Student Advocate General Grecia Martinez violated Legal Code by withdrawing from Fall Quarter 2018, according to a statement released by Associated Students Attorney General Zeina Safadi.

Martinez is the Associated Students Student Advocate General. Jose Ochoa / Daily Nexus

The statement, sent to all Associated Students (A.S.) executives, senators, judicial council members and the executive director on Feb. 26, came after several weeks of investigation into Martinez’s case.

Martinez, a fourth-year history of public policy major, withdrew from Fall Quarter 2018 on Dec. 7, citing personal reasons.

As stated in section Article XVI, Section 5(A) of Legal Code, all executives are required to complete at least six units during their terms of office. By withdrawing from Fall Quarter 2018, Martinez violated this section of Legal Code, Safadi said.

However, it is unclear if Martinez will face any repercussions for the violation. In the statement, Safadi emphasized that there are no discernible consequences in Legal Code for executives who do not complete the required six units.

“The ambiguity of the legal code on the Ms. Martinez’s case is simply a microcosm of the larger problem at hand with the text: countless incompletions and uncertain instructions that arise only when cases pertaining to such occur,” Safadi wrote in her statement.  

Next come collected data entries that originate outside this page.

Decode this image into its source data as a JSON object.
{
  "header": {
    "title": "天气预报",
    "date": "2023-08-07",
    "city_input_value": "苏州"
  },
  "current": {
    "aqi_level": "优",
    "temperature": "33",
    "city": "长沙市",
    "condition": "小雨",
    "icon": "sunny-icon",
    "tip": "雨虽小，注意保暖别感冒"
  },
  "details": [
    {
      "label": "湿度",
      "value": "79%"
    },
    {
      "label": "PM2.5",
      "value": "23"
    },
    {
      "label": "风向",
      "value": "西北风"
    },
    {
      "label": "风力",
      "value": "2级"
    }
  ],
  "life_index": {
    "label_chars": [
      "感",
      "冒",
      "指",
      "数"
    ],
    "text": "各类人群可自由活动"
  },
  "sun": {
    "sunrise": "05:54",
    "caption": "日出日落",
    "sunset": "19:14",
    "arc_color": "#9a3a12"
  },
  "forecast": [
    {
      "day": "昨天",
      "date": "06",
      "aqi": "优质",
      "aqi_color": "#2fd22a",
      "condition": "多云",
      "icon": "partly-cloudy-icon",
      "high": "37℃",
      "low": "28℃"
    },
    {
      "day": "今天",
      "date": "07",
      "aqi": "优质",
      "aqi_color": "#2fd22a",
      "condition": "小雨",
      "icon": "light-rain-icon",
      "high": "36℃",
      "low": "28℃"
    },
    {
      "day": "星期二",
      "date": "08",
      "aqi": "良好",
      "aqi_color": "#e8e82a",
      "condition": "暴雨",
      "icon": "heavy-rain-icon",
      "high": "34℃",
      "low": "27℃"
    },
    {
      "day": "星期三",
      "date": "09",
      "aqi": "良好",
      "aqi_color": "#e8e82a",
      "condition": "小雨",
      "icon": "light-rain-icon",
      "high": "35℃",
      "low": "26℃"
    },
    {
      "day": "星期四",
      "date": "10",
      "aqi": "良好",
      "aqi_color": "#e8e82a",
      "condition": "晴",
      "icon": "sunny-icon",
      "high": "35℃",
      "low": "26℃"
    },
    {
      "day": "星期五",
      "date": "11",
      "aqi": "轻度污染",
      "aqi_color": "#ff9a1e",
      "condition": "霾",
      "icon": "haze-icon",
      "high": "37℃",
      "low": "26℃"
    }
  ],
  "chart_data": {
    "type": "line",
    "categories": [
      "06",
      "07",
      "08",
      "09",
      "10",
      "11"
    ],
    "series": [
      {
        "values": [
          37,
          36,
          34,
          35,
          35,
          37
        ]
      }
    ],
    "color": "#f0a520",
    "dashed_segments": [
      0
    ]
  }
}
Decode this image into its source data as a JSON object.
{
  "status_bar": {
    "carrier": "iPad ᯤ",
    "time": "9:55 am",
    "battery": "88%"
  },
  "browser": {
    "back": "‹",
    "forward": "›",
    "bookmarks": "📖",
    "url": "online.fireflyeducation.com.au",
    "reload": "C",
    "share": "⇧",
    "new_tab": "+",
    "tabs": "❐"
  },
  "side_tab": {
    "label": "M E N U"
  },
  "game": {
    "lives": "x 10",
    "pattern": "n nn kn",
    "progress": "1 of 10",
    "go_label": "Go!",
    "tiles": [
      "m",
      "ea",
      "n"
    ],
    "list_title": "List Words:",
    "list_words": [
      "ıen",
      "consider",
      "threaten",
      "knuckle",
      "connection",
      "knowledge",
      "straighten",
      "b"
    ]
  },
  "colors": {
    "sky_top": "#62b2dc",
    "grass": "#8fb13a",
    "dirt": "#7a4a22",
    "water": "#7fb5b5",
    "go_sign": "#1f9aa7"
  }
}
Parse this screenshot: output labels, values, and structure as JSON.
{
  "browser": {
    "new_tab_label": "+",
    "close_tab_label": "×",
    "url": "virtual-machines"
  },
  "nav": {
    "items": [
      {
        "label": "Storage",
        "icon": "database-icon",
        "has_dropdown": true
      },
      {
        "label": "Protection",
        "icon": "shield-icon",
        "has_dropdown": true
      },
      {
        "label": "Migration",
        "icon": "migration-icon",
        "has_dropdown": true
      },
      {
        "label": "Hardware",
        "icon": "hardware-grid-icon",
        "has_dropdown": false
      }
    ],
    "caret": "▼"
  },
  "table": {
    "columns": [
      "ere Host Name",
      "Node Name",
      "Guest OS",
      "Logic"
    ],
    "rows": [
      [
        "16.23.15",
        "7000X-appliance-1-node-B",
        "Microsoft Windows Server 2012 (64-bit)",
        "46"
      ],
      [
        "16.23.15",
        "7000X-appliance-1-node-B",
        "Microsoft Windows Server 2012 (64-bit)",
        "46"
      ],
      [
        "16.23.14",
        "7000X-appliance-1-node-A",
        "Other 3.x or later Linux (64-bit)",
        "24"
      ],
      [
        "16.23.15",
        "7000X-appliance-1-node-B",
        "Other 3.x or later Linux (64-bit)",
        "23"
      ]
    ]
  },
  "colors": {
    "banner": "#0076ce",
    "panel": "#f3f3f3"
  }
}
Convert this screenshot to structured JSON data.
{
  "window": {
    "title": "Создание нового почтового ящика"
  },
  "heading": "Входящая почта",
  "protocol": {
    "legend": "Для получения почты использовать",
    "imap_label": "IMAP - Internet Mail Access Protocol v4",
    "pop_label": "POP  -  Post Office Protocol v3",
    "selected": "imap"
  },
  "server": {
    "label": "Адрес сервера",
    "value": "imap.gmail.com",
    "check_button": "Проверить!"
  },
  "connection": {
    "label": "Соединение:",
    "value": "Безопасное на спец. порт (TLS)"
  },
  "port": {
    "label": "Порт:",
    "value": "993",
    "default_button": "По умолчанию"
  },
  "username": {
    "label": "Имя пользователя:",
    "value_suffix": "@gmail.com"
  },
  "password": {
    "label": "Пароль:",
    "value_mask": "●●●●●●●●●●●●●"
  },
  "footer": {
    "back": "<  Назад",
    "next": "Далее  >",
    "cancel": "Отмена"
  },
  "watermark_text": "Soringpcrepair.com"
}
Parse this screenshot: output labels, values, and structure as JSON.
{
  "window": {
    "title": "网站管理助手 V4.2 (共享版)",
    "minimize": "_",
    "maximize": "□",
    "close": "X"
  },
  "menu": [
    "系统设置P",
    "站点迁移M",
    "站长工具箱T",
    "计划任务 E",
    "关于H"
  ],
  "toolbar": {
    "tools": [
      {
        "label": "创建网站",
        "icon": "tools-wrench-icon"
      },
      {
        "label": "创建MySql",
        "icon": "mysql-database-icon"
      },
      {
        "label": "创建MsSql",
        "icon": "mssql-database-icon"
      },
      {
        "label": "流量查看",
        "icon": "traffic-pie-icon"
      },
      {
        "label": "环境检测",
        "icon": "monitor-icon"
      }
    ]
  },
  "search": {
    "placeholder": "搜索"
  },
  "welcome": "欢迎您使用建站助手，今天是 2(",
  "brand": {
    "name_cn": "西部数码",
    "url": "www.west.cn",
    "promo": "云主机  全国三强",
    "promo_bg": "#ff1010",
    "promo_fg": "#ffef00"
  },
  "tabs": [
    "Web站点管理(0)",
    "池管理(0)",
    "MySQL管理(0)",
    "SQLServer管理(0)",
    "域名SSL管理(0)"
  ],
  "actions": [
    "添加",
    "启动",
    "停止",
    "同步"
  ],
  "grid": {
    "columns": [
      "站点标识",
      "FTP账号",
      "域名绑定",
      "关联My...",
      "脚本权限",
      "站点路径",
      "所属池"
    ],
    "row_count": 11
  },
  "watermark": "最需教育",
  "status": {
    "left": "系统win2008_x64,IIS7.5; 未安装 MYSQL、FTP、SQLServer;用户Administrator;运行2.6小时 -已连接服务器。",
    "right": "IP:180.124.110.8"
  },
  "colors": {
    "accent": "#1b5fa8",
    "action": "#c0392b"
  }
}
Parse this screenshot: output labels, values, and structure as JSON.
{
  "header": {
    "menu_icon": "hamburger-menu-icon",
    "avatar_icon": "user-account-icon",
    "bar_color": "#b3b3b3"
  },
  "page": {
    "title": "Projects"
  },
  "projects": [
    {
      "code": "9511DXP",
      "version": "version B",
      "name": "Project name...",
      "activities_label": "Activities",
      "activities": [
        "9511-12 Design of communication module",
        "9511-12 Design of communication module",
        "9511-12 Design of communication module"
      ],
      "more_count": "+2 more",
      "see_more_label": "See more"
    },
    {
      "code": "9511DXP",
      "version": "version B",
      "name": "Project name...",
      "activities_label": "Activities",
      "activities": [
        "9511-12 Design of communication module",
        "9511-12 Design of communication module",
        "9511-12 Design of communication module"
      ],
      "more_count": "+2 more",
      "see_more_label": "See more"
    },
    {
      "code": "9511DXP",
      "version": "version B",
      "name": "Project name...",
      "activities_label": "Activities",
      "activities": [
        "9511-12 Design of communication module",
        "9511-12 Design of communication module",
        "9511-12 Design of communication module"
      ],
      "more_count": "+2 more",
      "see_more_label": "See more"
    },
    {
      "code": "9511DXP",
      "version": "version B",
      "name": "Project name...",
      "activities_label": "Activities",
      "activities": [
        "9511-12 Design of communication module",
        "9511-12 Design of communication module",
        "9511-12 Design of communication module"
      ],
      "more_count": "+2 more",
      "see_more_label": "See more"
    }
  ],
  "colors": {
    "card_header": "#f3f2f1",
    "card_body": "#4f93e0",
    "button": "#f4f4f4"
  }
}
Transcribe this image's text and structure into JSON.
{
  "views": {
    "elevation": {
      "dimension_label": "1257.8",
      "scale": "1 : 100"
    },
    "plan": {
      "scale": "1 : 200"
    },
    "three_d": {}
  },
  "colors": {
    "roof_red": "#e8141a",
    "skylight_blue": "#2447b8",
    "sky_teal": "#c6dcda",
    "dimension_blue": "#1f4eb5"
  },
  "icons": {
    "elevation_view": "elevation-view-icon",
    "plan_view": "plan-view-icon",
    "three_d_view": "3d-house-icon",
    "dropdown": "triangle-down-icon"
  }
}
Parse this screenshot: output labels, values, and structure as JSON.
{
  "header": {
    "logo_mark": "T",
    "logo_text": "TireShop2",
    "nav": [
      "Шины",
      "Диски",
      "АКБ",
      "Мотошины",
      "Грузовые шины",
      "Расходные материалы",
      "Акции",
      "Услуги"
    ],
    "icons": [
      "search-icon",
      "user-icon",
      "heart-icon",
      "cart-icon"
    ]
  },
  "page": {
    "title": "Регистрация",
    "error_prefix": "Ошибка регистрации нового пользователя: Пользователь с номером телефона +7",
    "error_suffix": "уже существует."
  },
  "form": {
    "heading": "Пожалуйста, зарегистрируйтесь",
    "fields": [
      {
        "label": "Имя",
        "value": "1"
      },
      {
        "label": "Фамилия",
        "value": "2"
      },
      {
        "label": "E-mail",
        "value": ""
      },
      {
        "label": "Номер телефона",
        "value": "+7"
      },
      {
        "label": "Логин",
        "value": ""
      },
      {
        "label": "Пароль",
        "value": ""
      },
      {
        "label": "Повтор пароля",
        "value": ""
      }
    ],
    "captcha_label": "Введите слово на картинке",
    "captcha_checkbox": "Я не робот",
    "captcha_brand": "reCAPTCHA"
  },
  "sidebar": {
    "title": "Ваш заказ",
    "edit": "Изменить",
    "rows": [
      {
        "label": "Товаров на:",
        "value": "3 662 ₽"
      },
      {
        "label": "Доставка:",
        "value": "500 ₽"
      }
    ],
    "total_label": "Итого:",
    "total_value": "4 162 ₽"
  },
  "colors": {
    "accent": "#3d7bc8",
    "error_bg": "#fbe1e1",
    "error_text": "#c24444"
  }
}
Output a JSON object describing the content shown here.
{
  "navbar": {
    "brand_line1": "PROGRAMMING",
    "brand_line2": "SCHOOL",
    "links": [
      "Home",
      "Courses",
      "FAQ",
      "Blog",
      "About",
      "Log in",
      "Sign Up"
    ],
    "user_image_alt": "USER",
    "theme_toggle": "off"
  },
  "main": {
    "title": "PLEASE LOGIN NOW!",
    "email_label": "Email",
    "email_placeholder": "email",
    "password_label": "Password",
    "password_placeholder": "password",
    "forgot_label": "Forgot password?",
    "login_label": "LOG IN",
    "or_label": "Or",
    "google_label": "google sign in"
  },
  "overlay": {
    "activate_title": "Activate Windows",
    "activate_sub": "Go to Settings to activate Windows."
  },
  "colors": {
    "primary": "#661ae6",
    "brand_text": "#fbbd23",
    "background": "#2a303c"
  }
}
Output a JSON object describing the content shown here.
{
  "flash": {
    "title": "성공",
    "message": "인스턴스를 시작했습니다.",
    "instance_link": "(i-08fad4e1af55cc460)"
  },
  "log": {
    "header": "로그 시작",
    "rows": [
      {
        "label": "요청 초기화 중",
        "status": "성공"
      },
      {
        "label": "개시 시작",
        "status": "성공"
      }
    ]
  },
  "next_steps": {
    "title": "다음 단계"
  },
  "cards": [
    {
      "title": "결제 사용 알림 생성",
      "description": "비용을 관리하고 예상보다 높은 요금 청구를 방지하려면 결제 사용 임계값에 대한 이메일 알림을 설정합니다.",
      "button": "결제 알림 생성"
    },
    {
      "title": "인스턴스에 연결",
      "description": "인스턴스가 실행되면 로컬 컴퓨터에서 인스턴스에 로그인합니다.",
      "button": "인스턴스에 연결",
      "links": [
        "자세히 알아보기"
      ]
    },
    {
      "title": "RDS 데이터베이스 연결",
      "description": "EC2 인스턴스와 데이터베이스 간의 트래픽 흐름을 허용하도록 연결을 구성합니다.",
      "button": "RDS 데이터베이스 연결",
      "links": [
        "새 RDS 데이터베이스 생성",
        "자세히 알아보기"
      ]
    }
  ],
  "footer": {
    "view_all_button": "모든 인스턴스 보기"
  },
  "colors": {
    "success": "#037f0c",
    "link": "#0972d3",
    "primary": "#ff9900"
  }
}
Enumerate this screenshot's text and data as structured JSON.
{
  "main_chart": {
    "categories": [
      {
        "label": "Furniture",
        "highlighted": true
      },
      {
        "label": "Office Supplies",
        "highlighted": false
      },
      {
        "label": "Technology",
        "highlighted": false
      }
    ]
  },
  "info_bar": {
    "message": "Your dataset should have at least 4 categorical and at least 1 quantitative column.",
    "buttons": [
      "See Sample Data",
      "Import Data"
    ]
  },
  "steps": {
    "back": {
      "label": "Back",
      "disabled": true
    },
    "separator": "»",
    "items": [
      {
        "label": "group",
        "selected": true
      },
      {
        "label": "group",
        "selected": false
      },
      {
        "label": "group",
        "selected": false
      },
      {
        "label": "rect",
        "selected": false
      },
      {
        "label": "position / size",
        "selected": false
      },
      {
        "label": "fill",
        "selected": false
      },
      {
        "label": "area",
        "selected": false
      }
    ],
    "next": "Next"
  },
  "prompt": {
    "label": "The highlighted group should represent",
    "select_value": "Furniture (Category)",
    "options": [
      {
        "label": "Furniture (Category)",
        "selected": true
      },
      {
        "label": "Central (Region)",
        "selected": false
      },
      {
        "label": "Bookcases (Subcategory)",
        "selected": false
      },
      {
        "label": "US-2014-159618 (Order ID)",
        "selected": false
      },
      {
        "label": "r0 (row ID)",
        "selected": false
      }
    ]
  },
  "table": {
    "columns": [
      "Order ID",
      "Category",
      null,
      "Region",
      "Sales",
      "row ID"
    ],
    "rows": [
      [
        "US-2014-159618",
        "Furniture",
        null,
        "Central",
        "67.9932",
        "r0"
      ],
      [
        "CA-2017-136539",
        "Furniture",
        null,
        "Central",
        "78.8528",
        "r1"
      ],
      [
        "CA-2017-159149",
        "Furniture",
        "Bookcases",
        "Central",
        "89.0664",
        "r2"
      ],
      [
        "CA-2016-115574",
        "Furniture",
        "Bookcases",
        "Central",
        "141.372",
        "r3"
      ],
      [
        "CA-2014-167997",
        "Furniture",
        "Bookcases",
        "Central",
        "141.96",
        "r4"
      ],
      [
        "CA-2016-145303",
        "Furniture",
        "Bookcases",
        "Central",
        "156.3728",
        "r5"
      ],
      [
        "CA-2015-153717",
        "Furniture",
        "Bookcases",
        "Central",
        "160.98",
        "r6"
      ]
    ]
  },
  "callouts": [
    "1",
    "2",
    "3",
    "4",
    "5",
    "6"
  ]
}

“Nowhere in the legal code does it state what the implications for the incompletion of (6) units are and nowhere in the legal code does it discuss actions on an elected official’s honoraria in the case of such incompletion.”

Safadi also referenced the Daily Nexus article which found that four executives over the last five years were either not enrolled or took fewer than six units during their terms of service.

Previously, it was unclear what it meant for elected officers to “complete” six units, Safadi noted in a previous interview.

“Upon communication with the Office of the Registrar at (805) 893-3592, University Policies were made evident and withdrawing from a quarter equates incomplete units and therefore it would not have been possible for Ms. Martinez to meet that (6) unit requirement expected from “Appointed and Elected officers,”” she wrote in her statement.

Martinez maintained that she did not believe she violated Legal Code.

“In Zeina’s interpretation, in her experience serving for the last two quarters, she interpreted it as ‘that’s the requirement you need to hold the position,’” Martinez said. “As my experience as senator, that’s not how I interpreted it.”

“I can’t really say that there should be a consequence because I don’t really see it as black and white in terms of just me violating it.”

She also said she believed the main point of Safadi’s statement was to draw attention to the lack of clarity in Legal Code.

The issue of eligibility has come up several times during the 2018-2019 school year within A.S., most prominently with Martinez and former On-Campus Senator Yasamin Salari. Salari was removed from her position early last week after Judicial Council ruled that she violated the eligibility portion of the code by living off-campus.  

In response to Salari’s situation, and to the ambiguity of Legal Code, Letters & Sciences Senators Ricardo Uribe and Xochitl Briseno presented a bill that would update the eligibility section of Legal Code at the Feb. 20 Senate meeting.

The bill would give the Student Advocate General (S.A.G.) and the A.S. Executive Director, currently Marisela Marquez, the power to grant elected officials a one-time exception for failing to meet the eligibility requirements spelled out in Legal Code.

An original version of the bill was written to only apply to senators, but an updated version sent out two hours before the Feb. 20 Senate meeting was expanded to include all elected officers, including executives.

The bill has since been tabled twice.

Martinez serves as a student sponsor on the bill, and said that as the only non-partisan office in A.S., she felt the S.A.G. was the best equipped to decide whether or not to grant an elected officer a one-time exception.

Safadi offered her office’s guidance to any senators who were interested in updating Legal Code, and urged the Judicial Council to write an advisory statement to the Senate to support its necessity.